Cette semaine NET PRESSE reçoit

Tanneguy Ménager

Directeur associé de la société Point Org SÚcuritÚ

Les entreprises qui travaillent à l’international se préoccupent de plus en plus de la sécurité de leur personnel et de leurs installations.

Point Org Sécurité propose un ensemble de prestations adaptées aux besoins des entreprises implantées dans des zones à risques.

 

 

"Associer sûreté et maintien de l’activité ».

 
     
 

Netpresse : Dans un contexte international chaotique, les entreprises françaises peuvent-elles encore travailler en sûreté dans les zones à risques ?

Tanneguy Ménager : Travailler dans les zones dites à risques impose aujourd’hui une démarche spécifique de mise en sûreté plus méthodique et plus structurée que dans le passé.
Il est nécessaire de mettre en place une organisation de la sûreté adaptée à la réalité des risques, adaptable à leur augmentation subite et permettant de garantir le plus largement possible la sauvegarde des biens et des personnes. Cette organisation ne doit en aucun cas perturber le fonctionnement de l’entreprise. Elle doit permettre dans la plupart des cas le maintien de l’activité et au minimum sa reprise très rapide en sortie de crise.
Il est important de noter que la notion de zones à risques est susceptible d’évoluer rapidement et que la tendance est au renforcement des moyens alloués à la sûreté des entreprises y compris en métropole.

Netpresse : Quelle est votre démarche ?

Tanneguy Ménager : Point Org Sécurité a développé des outils spécifiques pour aider les entreprises à maîtriser elles-mêmes la mise en sûreté des personnes et des biens.
Lorsque la crise survient, il est souvent trop tard pour s’organiser. L’imminence du péril peut alors conduire à des réactions excessives, coûteuses et parfois dangereuses. Un rapatriement dans l’urgence, mal préparé, peut provoquer l’abandon des biens, voire même de l’outil de production. La sanction d’un tel abandon est immédiate.
Le véritable travail se situe en amont des crises. Identifier les signaux annonciateurs, savoir exactement quoi faire en cas de montée du niveau d’alerte, développer les procédures ad hoc, former et sensibiliser le personnel aux nécessités de la sûreté, disposer en permanence des moyens techniques nécessaires, pouvoir communiquer en toutes circonstances sont autant d’exemples de ce que les entreprises doivent faire pour éviter la surprise et garantir sereinement la sûreté des personnes et des biens.

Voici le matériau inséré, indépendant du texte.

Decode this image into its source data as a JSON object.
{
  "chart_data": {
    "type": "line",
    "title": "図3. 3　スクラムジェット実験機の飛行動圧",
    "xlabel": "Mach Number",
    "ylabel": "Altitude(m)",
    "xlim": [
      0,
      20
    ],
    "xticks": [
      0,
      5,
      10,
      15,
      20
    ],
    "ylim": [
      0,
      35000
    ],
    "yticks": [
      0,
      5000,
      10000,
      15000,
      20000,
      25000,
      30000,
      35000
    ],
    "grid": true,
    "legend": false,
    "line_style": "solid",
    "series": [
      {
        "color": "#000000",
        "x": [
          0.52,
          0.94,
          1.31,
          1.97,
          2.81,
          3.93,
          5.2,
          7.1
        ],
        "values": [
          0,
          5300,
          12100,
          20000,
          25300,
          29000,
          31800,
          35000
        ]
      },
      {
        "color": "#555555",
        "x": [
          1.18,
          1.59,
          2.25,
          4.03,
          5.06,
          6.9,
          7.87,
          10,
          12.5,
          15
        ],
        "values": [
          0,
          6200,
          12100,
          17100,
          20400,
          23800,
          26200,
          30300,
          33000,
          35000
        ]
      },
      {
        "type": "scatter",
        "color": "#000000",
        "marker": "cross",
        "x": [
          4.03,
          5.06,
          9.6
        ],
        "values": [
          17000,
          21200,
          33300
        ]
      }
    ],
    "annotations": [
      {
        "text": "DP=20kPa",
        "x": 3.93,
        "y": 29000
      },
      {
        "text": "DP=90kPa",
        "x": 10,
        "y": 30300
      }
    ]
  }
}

Netpresse : Concrètement, comment procédez-vous ?

Tanneguy Ménager : Notre intervention s’effectue généralement en trois phases.
Les analyses initiales permettent de prendre la mesure exacte des risques liés à la zone, au pays, mais aussi à l’implantation de l’entreprise elle-même. La mesure exacte du risque, un des pôles d’excellence de Point Org Sécurité, permet d’adapter les moyens à la réalité de la menace, sans excès ni sous-estimation.
Il faut ensuite formaliser les procédures, désigner et former les responsables, mobiliser les moyens nécessaires, c’est-à-dire organiser la mise en sûreté. Nous nous appuyons largement sur les moyens humains et matériels déjà disponibles dans l’entreprise. Chacun se voit doté d’une fonction spécifique de sûreté adaptée à son savoir-faire et à ses aspirations. Cette phase permet également la rédaction des fiches réflexes du plan de sûreté. A chaque niveau d’alerte correspond un certain nombre d’actions, graduées en fonction de la réalité des risques et de leur évolution.
Enfin, la mise en œuvre du plan de sûreté se traduit par des actions de sensibilisation, de formation, de test du dispositif et d’adaptation à l’évolution des risques.
Si les événements l’imposent nous envoyons des officiers de sécurité pour piloter la mise en sûreté des personnels expatriés et si possible des installations.

Le respect de ces règles évite bien des déboires ultérieurs et permet le plus souvent d’associer sûreté et maintien de l’activité.